Emission allowances held-for-sale, which are included in other non-current assets on the Company's consolidated balance sheet, are not amortized; they are carried at the lower of cost or fair value and reviewed for impairment in accordance with ASC 360.
In accordance with ASC 350, the Company recognizes goodwill for the excess cost of an acquired entity over the net value assigned to assets acquired and liabilities assumed. NRG performs goodwill impairment tests annually, during the fourth quarter, and when events or changes in circumstances indicate that the carrying value may not be recoverable.
The Company first assesses qualitative factors to determine whether it is more likely than not that the fair value of a reporting unit is less than its carrying amount as a basis for determining whether it is necessary to perform the two-step goodwill impairment test. The more-likely-than-not threshold is defined as having a likelihood of more than 50 percent.

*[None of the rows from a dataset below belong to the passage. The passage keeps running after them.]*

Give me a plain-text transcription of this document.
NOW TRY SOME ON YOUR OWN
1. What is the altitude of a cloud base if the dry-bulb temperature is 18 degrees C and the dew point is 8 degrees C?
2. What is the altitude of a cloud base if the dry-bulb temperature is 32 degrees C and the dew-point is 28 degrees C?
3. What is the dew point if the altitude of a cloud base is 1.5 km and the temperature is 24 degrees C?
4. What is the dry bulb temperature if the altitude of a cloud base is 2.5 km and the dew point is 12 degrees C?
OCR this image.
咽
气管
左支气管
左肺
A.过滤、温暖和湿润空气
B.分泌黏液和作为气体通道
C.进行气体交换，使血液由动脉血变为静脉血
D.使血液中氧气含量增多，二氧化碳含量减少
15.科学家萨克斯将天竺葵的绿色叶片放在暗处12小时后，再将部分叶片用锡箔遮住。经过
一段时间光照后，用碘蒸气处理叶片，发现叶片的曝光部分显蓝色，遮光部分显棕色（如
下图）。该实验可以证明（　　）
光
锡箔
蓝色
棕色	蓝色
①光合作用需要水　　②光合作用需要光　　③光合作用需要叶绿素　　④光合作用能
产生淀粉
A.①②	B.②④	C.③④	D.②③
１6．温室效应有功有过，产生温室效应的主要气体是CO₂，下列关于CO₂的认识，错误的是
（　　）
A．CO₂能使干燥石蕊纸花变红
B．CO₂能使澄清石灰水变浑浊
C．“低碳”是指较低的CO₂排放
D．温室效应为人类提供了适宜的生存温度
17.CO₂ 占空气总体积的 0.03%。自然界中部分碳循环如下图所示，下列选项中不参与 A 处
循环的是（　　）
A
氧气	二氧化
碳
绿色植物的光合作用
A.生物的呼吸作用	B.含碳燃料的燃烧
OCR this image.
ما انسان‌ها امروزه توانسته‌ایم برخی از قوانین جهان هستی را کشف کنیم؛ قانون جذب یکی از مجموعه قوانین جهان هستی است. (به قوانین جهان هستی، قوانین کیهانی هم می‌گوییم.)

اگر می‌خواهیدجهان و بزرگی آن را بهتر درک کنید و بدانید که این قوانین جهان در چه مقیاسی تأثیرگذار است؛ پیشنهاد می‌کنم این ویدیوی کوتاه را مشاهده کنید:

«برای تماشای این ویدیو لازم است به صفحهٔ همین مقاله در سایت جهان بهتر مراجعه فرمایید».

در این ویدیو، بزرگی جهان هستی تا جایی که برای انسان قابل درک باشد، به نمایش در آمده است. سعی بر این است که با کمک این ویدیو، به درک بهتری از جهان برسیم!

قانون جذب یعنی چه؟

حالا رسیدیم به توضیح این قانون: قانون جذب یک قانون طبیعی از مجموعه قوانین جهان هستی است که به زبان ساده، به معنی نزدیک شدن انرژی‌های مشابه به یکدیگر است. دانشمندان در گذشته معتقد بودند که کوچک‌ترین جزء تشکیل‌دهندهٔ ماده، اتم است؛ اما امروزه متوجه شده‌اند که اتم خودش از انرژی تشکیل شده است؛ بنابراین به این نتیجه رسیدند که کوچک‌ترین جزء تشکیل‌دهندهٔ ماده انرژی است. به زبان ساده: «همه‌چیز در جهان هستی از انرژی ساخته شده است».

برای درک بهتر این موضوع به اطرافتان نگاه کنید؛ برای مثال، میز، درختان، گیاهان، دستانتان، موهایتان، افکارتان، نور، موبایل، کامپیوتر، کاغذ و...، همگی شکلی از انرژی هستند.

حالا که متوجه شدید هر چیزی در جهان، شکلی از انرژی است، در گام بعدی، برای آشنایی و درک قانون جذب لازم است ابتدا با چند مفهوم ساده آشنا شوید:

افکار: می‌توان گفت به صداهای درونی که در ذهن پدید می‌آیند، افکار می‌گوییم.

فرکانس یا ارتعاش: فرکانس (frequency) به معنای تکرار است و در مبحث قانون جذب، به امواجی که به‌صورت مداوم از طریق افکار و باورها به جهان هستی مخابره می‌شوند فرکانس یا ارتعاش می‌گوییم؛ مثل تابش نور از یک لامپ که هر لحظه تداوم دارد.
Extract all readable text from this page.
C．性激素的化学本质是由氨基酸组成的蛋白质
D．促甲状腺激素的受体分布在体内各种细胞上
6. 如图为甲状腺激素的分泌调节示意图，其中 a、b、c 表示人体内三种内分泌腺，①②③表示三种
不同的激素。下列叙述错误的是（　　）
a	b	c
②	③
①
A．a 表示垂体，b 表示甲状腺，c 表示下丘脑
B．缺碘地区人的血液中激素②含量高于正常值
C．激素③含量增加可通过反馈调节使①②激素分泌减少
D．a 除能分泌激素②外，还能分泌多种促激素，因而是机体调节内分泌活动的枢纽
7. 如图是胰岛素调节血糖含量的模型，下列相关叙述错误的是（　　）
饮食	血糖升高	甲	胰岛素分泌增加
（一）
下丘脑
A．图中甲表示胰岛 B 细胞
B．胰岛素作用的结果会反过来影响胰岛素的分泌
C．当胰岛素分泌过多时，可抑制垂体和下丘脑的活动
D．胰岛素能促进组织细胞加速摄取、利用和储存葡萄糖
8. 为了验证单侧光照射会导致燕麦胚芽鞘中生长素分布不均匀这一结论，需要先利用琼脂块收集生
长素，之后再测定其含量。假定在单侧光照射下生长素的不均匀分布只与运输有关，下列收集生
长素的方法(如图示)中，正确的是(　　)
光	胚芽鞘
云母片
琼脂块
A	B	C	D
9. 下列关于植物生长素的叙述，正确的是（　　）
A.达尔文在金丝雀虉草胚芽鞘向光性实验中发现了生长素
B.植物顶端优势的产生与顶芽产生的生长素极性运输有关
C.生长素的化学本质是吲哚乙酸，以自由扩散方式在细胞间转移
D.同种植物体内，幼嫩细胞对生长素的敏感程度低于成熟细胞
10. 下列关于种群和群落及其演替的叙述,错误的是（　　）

In the absence of sufficient qualitative factors, goodwill impairment is determined using a two step process:
Step one —
Identify potential impairment by comparing the fair value of a reporting unit to the book value, including goodwill. If the fair value exceeds book value, goodwill of the reporting unit is not considered impaired. If the book value exceeds fair value, proceed to step two.
Step two —
Compare the implied fair value of the reporting unit's goodwill to the book value of the reporting unit goodwill. If the book value of goodwill exceeds the implied fair value, an impairment charge is recognized for the excess.
For further discussion of goodwill and goodwill impairment losses recognized during 2015, refer to Note 11, Goodwill and Other Intangibles.
NRG accounts for income taxes using the liability method in accordance with ASC 740, which requires that the Company use the asset and liability method of accounting for deferred income taxes and provide deferred income taxes for all significant temporary differences.